Le site alerte les pompiers
Le premier appel parvient aux sapeurs-pompiers à 0 h 46 le mercredi 10 mars 2021. Il émane du manager d’astreinte de l’entreprise qui précise un feu au premier étage d’une « tour » de cinq étages d’un site informatique.
Le premier détachement de trois engins, dont une échelle, est accueilli par l’agent de sécurité et guidé au pied du bâtiment SBG 2. De la fumée s’échappe des accès au rez-de-chaussée et des arcs électriques puissants indiquent que les installations sont sous tension.
Les deux employés assurant la maintenance du site de nuit signalent qu’il s’agit d’un local de 30 m² abritant onduleurs et tableau électrique, et que les locaux batteries, onduleurs et groupes électrogènes prennent le relais en cas de coupure de l’alimentation. Sur ces précisions, la première lance établie reste en attente tandis que des reconnaissances sont effectuées. La caméra thermique permet de localiser, au travers de la façade d’acier, un foyer au rez-de-chaussée, dans une zone d’onduleurs. Arcs et projections d’étincelles s’enchaînent.

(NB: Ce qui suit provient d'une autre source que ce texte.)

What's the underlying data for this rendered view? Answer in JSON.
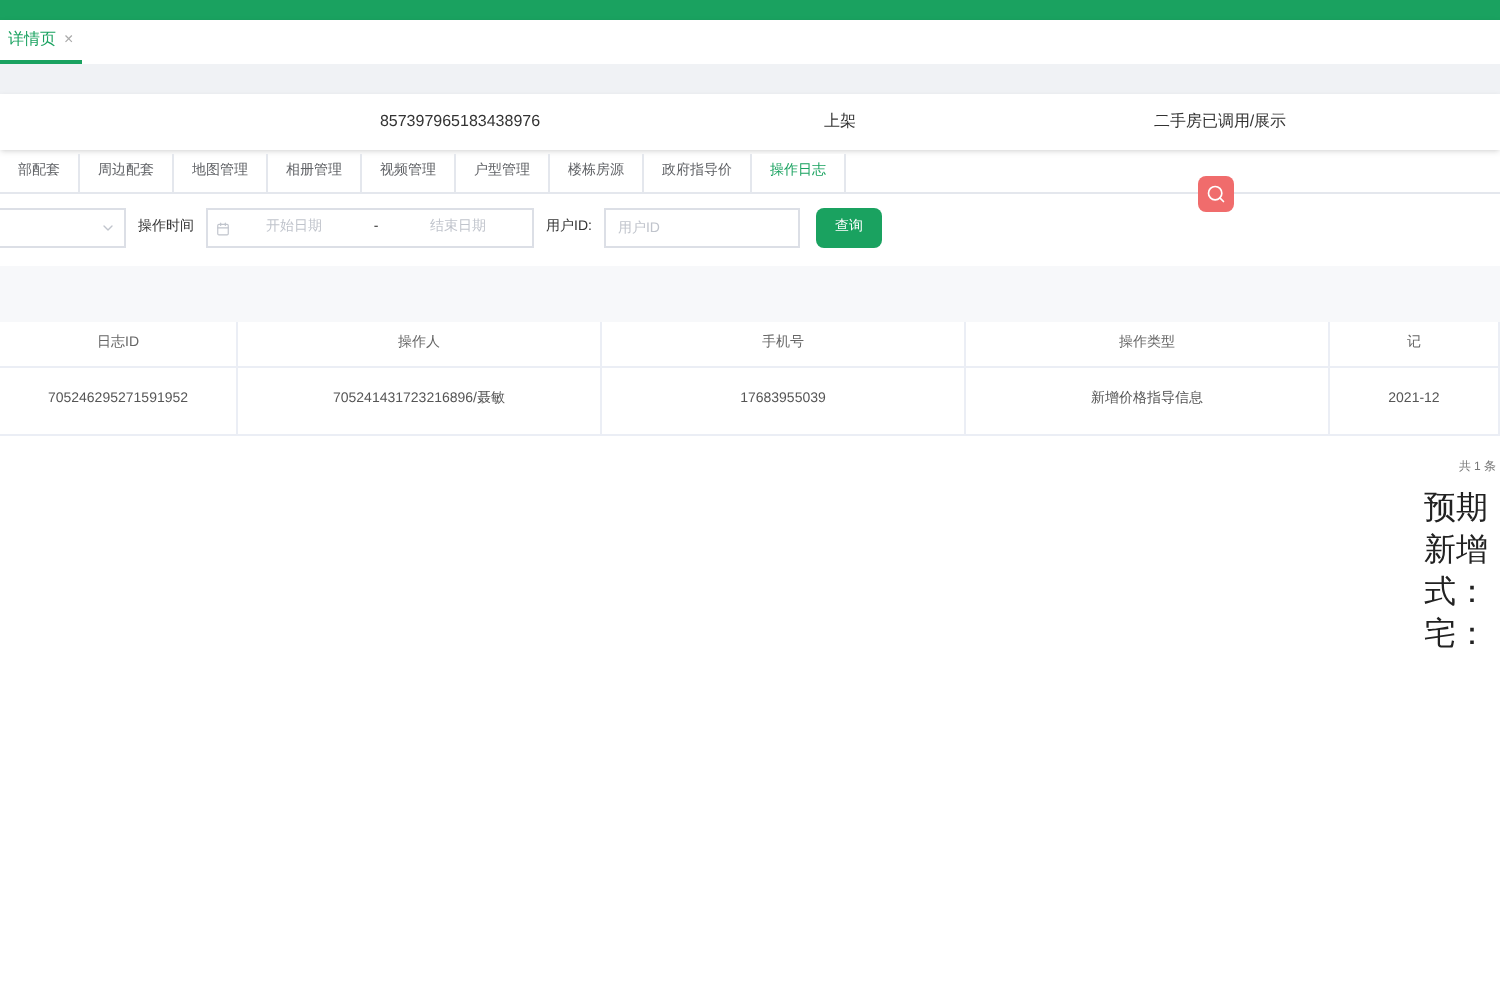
{
  "page_tabs": [
    {
      "label": "详情页",
      "close": "×",
      "selected": true
    }
  ],
  "summary": [
    "857397965183438976",
    "上架",
    "二手房已调用/展示"
  ],
  "tabs": [
    {
      "label": "部配套",
      "selected": false
    },
    {
      "label": "周边配套",
      "selected": false
    },
    {
      "label": "地图管理",
      "selected": false
    },
    {
      "label": "相册管理",
      "selected": false
    },
    {
      "label": "视频管理",
      "selected": false
    },
    {
      "label": "户型管理",
      "selected": false
    },
    {
      "label": "楼栋房源",
      "selected": false
    },
    {
      "label": "政府指导价",
      "selected": false
    },
    {
      "label": "操作日志",
      "selected": true
    }
  ],
  "filters": {
    "time_label": "操作时间",
    "start_placeholder": "开始日期",
    "separator": "-",
    "end_placeholder": "结束日期",
    "user_label": "用户ID:",
    "user_placeholder": "用户ID",
    "query_button": "查询"
  },
  "table": {
    "columns": [
      "日志ID",
      "操作人",
      "手机号",
      "操作类型",
      "记"
    ],
    "rows": [
      [
        "705246295271591952",
        "705241431723216896/聂敏",
        "17683955039",
        "新增价格指导信息",
        "2021-12"
      ]
    ]
  },
  "pagination": "共 1 条",
  "side_note": [
    "预期",
    "新增",
    "式：",
    "宅："
  ]
}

Ce n’est qu’au bout d’une heure que le service de distribution d’électricité parvient à couper l’alimentation du site, à plus d’un kilomètre de là. Mais le plancher bois séparant le rez-de-chaussée des locaux de serveurs du premier étage n’a pas résisté.
À 1 h 30, le feu occupe la totalité du rez-de-chaussée abritant les locaux techniques et les étages supérieurs crachent une épaisse fumée. Trois lances, dont une sur échelle, manœuvrent de l’extérieur.
Des renforts sont demandés
Une heure après l’alerte, le feu est en propagation libre dans le bâtiment dont les planchers bois, coupe-feu 1h, offrent maintenant une faible résistance au développement vertical.
Vers 1 h 45, de hautes colonnes de flammes s’échappent des deux « cours » de ventilation intérieures traversant le bâtiment, en créant une puissante convection.
Vers 2 h 30, le feu occupe les six niveaux de SBG 2.
La préoccupation première est le risque de propagation aux bâtiments communicants : SBG 1 de trois niveaux et SBG 3 qui en compte cinq. Ce dernier est heureusement isolé du brasier à chaque étage par un sas constitué de deux portes coupe-feu 2 heures.
Le risque d’effondrement doit aussi être pris en compte dans l’engagement des personnels et le positionnement des engins, dont le recul en périphérie est limité.
Arrivée d’un bateau-pompe
À 3 h, le bateau-pompe Europa accoste près du site et va alimenter, outre une lance-canon en tir direct, un dispositif puissant. Celui-ci permet d’une part de verrouiller les risques de propagation aux deux blocs latéraux SBG 1 et SBG 3, et d’autre part de procéder à une attaque massive à la lance-canon du bâtiment embrasé.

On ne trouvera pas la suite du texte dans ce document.